The general objective of DEvELOP is to establish a prospective cohort of
patients with DLB, to study the longitudinal course of clinical symptoms and
biomarkers with a specific focus on concomitant AD pathology. Specific research
questions that will be addressed include:
1. What is the effect of concomitant AD pathology on clinical phenotype and
cognitive decline?
2. What is the effect of concomitant Alzheimer pathology on structural and
functional changes in the brain?
3. Can AD pathology develop over time in DLB?
4. What is the effect of concomitant AD pathology on response to symptomatic
treatment?

DEvELOP is a prospective cohort study. The duration of follow-up will be four
years. The value of this cohort lies in the extensive phenotyping of the
participants and the long duration of follow-up. This study is embedded in the
Amsterdam Dementia Cohort, a prospective dementia cohort, that offers the same
standardized multidisciplinary diagnostic work-up to every patient.
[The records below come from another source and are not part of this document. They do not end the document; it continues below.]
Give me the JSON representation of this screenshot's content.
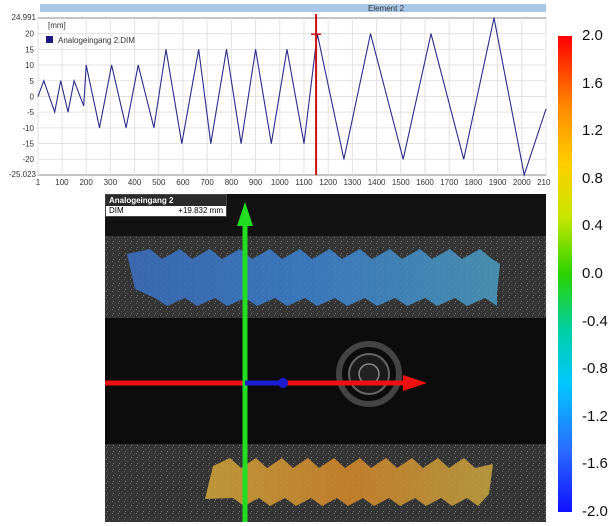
{
  "chart": {
    "top_bar_label": "Element 2",
    "y_unit": "[mm]",
    "y_max_label": "24.991",
    "y_min_label": "-25.023",
    "series_color": "#2b2b8c",
    "cursor_color": "#cc1111"
  },
  "chart_data": {
    "type": "line",
    "title": "",
    "ylabel": "[mm]",
    "xlabel": "",
    "ylim": [
      -25.023,
      24.991
    ],
    "xlim": [
      1,
      2100
    ],
    "y_ticks": [
      "20",
      "15",
      "10",
      "5",
      "0",
      "-5",
      "-10",
      "-15",
      "-20"
    ],
    "x_ticks": [
      "1",
      "100",
      "200",
      "300",
      "400",
      "500",
      "600",
      "700",
      "800",
      "900",
      "1000",
      "1100",
      "1200",
      "1300",
      "1400",
      "1500",
      "1600",
      "1700",
      "1800",
      "1900",
      "2000",
      "2100"
    ],
    "legend_placement": "top-left",
    "grid": true,
    "cursor_x": 1150,
    "series": [
      {
        "name": "Analogeingang 2.DIM",
        "x": [
          1,
          25,
          70,
          95,
          125,
          150,
          190,
          200,
          255,
          305,
          365,
          415,
          480,
          530,
          595,
          665,
          715,
          780,
          840,
          900,
          965,
          1030,
          1100,
          1155,
          1265,
          1375,
          1510,
          1625,
          1760,
          1885,
          2010,
          2100
        ],
        "y": [
          0,
          5,
          -5,
          5,
          -5,
          5,
          -3,
          10,
          -10,
          10,
          -10,
          10,
          -10,
          15,
          -15,
          15,
          -15,
          15,
          -15,
          15,
          -15,
          15,
          -15,
          20,
          -20,
          20,
          -20,
          20,
          -20,
          25,
          -25,
          -4
        ]
      }
    ]
  },
  "view": {
    "readout_title": "Analogeingang 2",
    "readout_label": "DIM",
    "readout_value": "+19.832 mm",
    "x_axis_color": "#ee1111",
    "y_axis_color": "#22dd22"
  },
  "colorbar": {
    "labels": [
      "2.0",
      "1.6",
      "1.2",
      "0.8",
      "0.4",
      "0.0",
      "-0.4",
      "-0.8",
      "-1.2",
      "-1.6",
      "-2.0"
    ]
  }
}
The risks associated with participation are negligible (risk of headache after
lumbar puncture is reduced to 1-5% by use of atraumatic needle).The burden
mainly consists of time investment, although the investigations at annual
follow-up are mostly part of our current clinical care. Before inclusion,
patients will have been screened at the VUmc Alzheimer center. When patients
participate in DEvELOP, they will undergo additional neuropsychological tests
and a series of questionnaires (estimated time of first visit: one hour for the
patient and 30 mins for caregiver simultaneously). The investigations at annual
follow-up are mostly part of our current clinical care (aprroximately 2 hours).
Furthermore, additional neuropsychological tests and a series of questionnaires
will be conducted as part of the DEveLOP study (estimated time 1 hour). The
total time of the annual follow-ups is approximately 3 hours. At T=0.5 EEG will
be repeated (estimated extra time: 2 hours) and at T=2 MRI and blood and CSF
collection will be repeated (estimated extra time: 1.5 hours).